Abstract

Lipid-lowering drugs, such as statins, rank in the top 5 most frequently used prescription drugs in Canada. In fact, between 2007 and 2011, more than 2.9 million Canadians were taking a lipid-lowering drug.1 With a plethora of robust evidence for secondary prevention of cardiovascular disease, coupled with a well-tolerated adverse effect profile, it is no wonder that statins are prescribed quite often. In the past decade, however, some case reports have suggested a possible increase in the risk of cognitive adverse events, such as memory loss, forgetfulness or feeling “fuzzy,” associated with their use.2 In 2005, Health Canada released a statement in the Canadian Adverse Reaction Newsletter suggesting a possible association between statins and memory loss.3 The onset of these adverse events described in the case reports varied, but most occurred within 1 year of statin initiation. Most of the cases (11/19) reported an improvement in cognitive symptoms once the statin was stopped or the dose reduced. In 2012, the Food and Drug Administration (FDA) issued a safety announcement to health care professionals, warning them about the potential risk of cognitive impairment (memory loss, forgetfulness, amnesia, memory impairment, confusion) with the use of statins for a period of 1 day to years.2 Review of these cases did not reveal an association between cognitive impairment and a specific statin, dose or age of patient.

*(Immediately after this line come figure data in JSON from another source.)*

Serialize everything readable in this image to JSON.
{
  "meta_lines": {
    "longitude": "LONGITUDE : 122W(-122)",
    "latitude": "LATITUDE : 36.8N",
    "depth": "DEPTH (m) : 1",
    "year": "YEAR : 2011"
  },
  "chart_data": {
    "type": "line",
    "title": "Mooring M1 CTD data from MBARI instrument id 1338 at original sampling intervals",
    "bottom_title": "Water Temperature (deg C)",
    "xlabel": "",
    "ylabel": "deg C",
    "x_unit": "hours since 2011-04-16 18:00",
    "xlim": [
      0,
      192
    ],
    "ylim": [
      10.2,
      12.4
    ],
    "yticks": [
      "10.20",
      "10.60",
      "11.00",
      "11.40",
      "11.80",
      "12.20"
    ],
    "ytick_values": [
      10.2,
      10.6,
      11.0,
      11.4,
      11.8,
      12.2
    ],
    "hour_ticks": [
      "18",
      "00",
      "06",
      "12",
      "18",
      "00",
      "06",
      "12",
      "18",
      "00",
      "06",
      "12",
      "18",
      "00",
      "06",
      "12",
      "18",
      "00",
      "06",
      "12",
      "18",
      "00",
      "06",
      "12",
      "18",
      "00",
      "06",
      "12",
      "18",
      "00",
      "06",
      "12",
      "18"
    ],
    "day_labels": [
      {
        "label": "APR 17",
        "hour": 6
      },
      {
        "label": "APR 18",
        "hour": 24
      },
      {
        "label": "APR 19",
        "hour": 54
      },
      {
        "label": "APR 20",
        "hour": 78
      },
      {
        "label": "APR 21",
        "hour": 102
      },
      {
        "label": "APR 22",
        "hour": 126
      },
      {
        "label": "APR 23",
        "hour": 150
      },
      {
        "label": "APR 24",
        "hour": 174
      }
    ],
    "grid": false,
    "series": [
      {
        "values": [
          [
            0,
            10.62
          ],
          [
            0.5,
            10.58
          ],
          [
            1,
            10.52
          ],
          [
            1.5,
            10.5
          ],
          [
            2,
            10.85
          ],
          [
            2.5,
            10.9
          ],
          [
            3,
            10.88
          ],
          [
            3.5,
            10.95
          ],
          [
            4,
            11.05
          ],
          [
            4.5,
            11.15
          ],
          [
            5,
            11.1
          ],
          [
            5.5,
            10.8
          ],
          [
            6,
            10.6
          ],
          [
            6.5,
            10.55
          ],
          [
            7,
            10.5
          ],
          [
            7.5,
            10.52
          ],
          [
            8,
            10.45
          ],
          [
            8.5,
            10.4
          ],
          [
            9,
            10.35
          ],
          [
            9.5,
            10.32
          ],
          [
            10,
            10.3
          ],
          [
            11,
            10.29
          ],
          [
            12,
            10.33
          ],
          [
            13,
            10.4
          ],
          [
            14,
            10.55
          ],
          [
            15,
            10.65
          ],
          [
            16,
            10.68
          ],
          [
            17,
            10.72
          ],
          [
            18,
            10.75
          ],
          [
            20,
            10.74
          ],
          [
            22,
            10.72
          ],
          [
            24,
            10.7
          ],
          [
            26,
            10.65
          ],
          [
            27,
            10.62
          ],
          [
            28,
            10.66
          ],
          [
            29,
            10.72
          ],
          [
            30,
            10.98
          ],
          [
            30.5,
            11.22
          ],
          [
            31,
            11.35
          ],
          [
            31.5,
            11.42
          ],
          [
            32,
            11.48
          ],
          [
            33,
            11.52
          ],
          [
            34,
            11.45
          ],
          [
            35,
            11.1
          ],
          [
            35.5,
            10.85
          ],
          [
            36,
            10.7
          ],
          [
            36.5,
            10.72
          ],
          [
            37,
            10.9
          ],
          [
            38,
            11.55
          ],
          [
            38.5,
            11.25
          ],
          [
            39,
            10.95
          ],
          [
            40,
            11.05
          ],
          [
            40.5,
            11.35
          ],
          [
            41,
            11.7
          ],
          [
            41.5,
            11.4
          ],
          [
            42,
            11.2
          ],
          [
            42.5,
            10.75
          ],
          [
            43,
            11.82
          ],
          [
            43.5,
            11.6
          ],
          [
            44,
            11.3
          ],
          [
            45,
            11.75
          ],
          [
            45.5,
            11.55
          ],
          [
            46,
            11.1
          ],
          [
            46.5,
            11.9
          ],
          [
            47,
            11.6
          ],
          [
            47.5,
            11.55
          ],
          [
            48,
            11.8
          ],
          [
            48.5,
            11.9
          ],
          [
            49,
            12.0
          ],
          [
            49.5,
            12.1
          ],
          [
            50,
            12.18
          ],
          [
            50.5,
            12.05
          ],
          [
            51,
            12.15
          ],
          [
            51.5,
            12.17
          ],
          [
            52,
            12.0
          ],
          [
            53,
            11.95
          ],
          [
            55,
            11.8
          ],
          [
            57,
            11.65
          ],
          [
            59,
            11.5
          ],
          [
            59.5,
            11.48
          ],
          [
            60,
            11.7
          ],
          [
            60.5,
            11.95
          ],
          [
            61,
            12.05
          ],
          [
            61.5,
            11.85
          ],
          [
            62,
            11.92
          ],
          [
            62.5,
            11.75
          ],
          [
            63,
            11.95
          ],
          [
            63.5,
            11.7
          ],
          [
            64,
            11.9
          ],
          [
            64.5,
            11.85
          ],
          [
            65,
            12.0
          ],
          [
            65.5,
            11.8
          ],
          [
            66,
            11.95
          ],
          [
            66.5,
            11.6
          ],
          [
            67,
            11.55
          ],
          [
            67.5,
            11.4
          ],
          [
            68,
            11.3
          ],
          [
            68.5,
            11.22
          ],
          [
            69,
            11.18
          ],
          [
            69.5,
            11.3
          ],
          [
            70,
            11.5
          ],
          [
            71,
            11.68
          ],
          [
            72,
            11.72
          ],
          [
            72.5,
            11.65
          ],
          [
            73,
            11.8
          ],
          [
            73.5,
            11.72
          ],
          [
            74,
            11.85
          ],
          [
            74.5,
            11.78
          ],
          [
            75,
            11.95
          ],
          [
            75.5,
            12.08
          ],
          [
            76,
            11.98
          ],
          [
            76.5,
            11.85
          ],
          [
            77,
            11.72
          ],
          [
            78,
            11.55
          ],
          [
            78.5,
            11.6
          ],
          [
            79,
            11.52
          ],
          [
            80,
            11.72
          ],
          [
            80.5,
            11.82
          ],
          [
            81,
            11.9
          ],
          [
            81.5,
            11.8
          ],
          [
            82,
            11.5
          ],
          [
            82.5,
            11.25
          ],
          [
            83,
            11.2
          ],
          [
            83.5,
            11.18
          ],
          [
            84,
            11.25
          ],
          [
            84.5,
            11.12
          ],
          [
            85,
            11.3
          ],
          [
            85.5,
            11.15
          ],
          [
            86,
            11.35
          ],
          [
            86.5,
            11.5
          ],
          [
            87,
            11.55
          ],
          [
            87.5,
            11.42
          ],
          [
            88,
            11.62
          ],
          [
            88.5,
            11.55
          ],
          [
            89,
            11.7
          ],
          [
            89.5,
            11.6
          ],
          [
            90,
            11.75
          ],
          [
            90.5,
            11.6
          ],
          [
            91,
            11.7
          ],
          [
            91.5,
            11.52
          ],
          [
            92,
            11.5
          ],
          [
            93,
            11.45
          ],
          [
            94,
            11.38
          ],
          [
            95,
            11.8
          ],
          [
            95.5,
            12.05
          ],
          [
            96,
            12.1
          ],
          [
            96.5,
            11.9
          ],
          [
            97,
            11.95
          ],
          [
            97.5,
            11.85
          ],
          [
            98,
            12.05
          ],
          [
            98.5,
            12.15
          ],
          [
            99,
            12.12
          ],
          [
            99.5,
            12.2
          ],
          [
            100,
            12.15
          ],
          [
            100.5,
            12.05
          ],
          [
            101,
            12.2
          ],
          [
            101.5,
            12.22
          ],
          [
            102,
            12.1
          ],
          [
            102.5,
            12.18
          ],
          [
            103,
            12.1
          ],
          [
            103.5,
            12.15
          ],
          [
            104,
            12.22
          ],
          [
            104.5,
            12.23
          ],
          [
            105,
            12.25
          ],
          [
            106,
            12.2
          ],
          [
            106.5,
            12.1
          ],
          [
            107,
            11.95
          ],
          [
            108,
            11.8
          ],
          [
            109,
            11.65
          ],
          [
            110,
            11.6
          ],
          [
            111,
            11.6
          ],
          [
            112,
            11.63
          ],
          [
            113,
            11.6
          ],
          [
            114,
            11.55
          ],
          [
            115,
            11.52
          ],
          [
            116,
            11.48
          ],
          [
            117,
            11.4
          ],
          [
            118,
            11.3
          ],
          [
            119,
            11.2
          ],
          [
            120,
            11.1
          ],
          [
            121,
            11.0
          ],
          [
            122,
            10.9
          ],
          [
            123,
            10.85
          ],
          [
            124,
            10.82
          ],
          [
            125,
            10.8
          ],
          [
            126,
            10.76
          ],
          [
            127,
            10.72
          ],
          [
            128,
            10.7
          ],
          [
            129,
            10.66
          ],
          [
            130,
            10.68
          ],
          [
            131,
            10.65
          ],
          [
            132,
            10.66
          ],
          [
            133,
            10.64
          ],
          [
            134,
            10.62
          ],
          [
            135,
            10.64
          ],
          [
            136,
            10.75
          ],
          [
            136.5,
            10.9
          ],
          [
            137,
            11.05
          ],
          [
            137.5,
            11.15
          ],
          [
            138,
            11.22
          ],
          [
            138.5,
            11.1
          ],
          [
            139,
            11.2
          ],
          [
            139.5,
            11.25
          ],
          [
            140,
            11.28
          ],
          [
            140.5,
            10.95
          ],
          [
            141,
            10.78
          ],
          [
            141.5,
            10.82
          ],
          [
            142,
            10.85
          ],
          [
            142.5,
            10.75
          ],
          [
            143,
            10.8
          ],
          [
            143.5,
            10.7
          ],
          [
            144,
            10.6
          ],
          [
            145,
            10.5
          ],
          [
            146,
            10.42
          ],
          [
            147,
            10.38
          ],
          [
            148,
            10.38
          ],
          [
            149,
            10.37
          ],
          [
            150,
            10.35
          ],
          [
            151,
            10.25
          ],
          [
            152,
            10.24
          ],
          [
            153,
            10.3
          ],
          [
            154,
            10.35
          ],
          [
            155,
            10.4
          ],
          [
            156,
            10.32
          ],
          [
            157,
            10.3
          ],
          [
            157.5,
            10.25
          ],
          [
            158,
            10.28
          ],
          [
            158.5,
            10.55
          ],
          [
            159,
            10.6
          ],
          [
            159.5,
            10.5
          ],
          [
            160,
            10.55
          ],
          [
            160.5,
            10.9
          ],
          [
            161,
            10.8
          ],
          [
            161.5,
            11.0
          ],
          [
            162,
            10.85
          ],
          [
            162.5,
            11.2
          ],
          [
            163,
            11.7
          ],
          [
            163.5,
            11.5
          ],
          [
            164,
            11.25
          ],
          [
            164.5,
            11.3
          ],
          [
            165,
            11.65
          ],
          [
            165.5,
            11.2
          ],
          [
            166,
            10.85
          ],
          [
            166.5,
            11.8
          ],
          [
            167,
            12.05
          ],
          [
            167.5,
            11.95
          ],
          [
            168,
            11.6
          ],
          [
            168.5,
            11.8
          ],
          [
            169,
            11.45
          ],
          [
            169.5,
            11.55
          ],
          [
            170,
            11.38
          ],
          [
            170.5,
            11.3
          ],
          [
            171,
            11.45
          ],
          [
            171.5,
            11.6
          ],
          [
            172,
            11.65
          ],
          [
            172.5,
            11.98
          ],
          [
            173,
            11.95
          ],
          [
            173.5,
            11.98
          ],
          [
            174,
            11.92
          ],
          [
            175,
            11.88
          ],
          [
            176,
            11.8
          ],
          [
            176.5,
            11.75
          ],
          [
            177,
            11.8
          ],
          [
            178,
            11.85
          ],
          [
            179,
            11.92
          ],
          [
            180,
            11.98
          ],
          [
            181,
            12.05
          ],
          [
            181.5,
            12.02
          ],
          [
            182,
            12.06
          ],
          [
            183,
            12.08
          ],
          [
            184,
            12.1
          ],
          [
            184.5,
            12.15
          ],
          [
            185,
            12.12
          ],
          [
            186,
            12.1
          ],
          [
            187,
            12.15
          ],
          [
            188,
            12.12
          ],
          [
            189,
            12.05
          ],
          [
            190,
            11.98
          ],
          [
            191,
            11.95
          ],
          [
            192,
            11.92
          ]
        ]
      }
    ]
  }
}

These cases were generally reversible, with symptoms disappearing approximately 3 weeks after statin discontinuation. The FDA also enforced a change in the monograph of statin products to warn health care professionals about this rare, but possible, adverse event. This change in monograph has not been mandated in Canada. On the opposite end of the spectrum, some research evaluated the potential use of statins in the prevention and treatment of Alzheimer disease (AD).4 This article focuses on the effects of statins on cognition and the use of statins for the prevention and treatment of AD.